Y siendo los olvidados, Baréin no empezó telediarios ni llenó periódicos. Medios (pseudo)comprometidos con los derechos humanos como el New York Times, lejos del vocabulario agresivo que utilizaban contra otros gobiernos, escribían, si acaso, que había habido alguna protesta o que Baréin era una batalla proxy entre Irán y Arabia Saudí; aunque como con las armas de destrucción masiva, para esto último jamás hubiese pruebas ni hechos que corroborasen tales afirmaciones. Únicamente la propaganda de la monarquía y alguna pincelada para sonar imparciales. El viejo truco. Y estos eran los mejores casos, porque otros medios como CNN directamente censuraron la información que perjudicaba a la monarquía títere de los saudíes.
La intervención saudí (porque sí, el reino intervino para acallar las protestas) no fue para frenar una injerencia iraní (porque en Riad no son tontos, y no siempre se creen las notas de prensa que pasan bajo la mesa), sino para evitar la presencia de una monarquía parlamentaria en su frontera, el derrocamiento de un gobierno dependiente y la llegada al poder de los chiíes; algo que lejos del sectarismo con el que muchos explican todo, sería útil para reforzar a los chiíes de Qatif hoy maltratados y sin apenas derechos. Y al igual que Arabia Saudí, EEUU se posicionó abiertamente contra los manifestantes, porque mientras destruía países en nombre de la democracia, en Baréin debía proteger a «sus hijos de puta».
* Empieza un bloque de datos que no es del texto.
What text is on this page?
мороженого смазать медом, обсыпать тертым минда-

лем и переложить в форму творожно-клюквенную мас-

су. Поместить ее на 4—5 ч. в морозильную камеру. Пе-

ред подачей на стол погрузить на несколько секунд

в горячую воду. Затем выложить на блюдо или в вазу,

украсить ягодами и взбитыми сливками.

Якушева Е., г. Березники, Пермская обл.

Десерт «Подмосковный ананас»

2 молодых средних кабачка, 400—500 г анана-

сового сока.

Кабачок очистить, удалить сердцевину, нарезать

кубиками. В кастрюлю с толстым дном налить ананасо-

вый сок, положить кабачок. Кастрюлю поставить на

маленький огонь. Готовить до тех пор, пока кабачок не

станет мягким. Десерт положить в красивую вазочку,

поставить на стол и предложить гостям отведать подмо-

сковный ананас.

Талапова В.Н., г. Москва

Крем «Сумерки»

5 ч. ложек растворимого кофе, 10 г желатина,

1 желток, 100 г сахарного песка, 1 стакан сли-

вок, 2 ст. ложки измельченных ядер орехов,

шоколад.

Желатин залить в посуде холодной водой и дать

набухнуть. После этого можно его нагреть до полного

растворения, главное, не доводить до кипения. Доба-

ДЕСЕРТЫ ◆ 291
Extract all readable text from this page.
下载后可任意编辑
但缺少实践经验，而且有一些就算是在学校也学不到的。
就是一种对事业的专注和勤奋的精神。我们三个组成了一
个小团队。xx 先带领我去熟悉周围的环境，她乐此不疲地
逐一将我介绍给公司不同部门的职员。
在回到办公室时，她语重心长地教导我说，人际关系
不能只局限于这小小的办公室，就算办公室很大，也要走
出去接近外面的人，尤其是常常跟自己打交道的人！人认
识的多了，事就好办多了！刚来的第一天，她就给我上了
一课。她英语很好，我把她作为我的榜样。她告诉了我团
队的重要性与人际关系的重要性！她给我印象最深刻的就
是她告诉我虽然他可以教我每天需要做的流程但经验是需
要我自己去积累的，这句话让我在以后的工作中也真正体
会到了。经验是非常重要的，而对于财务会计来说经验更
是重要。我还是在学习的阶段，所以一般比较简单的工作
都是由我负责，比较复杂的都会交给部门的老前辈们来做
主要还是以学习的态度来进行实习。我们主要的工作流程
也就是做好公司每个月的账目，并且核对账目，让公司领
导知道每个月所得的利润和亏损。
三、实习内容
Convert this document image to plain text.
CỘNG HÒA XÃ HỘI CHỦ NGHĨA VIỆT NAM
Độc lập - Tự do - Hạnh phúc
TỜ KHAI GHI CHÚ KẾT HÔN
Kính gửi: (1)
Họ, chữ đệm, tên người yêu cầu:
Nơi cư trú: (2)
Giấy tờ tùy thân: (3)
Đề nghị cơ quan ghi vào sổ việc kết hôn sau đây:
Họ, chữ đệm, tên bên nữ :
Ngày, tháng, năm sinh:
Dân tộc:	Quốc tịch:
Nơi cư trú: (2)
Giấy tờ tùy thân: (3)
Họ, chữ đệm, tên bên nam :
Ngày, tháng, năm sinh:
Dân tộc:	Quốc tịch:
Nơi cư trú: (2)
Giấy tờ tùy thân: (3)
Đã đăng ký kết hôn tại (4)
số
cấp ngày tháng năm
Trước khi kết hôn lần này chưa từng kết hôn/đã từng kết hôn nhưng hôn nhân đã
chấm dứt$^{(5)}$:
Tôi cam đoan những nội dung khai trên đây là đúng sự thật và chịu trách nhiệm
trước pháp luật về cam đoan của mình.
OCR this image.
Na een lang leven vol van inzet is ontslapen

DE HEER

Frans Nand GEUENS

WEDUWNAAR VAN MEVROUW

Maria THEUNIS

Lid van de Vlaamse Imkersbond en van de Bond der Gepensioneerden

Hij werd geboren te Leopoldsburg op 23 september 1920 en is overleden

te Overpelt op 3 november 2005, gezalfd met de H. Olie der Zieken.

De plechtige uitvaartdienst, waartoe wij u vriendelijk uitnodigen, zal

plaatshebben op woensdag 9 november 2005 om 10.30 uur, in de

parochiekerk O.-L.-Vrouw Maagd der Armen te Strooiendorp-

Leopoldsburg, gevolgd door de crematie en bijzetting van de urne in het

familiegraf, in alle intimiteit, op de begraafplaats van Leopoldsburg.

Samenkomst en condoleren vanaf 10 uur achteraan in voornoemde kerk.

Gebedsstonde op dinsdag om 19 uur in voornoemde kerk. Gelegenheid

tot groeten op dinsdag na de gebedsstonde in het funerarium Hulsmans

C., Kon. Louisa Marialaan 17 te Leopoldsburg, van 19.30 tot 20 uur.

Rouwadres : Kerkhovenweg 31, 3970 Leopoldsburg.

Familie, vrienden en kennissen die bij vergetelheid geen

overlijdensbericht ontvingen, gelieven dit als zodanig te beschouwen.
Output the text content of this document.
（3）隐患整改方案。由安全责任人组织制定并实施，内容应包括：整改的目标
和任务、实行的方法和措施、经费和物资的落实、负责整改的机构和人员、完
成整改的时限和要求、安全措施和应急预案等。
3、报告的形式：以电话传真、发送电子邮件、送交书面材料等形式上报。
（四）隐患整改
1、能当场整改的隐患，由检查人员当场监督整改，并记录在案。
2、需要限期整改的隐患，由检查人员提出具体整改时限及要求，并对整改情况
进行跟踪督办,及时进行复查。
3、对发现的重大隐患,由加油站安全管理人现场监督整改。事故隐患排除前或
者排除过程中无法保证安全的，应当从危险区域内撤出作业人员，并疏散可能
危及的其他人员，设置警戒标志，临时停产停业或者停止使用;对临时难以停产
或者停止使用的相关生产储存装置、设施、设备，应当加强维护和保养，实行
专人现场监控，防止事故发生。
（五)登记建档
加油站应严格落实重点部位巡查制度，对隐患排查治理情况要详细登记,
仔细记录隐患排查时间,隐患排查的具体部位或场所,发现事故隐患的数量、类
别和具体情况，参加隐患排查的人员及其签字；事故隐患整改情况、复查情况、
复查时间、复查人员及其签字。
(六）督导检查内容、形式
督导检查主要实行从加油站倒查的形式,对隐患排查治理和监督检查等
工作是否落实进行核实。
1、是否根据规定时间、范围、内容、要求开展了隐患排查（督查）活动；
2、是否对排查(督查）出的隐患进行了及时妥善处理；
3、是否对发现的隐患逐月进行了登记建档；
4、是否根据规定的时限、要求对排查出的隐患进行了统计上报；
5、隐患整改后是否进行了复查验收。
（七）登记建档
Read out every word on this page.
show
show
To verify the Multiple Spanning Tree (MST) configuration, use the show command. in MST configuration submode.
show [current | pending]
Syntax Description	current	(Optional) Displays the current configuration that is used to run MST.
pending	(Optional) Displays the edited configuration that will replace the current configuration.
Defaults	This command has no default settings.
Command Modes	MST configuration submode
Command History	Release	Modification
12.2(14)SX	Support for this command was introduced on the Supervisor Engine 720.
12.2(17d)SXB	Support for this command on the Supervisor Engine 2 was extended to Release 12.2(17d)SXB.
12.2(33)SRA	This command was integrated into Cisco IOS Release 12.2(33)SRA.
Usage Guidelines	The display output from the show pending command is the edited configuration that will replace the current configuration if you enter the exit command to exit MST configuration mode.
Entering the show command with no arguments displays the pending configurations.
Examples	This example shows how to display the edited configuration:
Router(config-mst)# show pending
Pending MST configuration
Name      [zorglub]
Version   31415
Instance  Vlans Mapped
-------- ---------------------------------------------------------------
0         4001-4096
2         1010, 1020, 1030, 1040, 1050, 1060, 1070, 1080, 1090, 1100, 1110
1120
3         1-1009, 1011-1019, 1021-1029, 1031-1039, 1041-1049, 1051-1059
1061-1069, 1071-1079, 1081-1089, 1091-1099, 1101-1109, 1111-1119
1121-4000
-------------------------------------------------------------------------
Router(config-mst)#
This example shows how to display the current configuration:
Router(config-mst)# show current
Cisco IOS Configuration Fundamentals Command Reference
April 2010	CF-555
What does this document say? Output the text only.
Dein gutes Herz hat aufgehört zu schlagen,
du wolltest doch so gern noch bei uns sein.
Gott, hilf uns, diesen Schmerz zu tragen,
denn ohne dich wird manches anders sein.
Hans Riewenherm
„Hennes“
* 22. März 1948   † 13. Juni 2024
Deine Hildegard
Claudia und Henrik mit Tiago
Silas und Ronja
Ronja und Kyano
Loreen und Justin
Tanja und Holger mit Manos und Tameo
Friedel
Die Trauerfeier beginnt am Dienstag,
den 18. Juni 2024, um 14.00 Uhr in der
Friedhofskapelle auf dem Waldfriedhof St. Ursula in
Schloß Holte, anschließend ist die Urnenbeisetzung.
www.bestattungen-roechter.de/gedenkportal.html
Una década después, hablar de Baréin suena a algo lejano. En uno de los primeros países de la [mal llamada] Primavera árabe, en el país con más manifestantes per capita en aquel momento, ya no hay disidencia. Ya no existe oposición, porque está encarcelada o en el extranjero. Sus vidas no valen nada, porque nunca nadie quiso escuchar su voz. Que no vengan con el cuento de la democracia los mismos que voluntaria y conscientemente silenciaron lo que sucedía en Baréin. Diez años después, el levantamiento solo es el recuerdo de una revolución ignorada, silenciada, suprimida.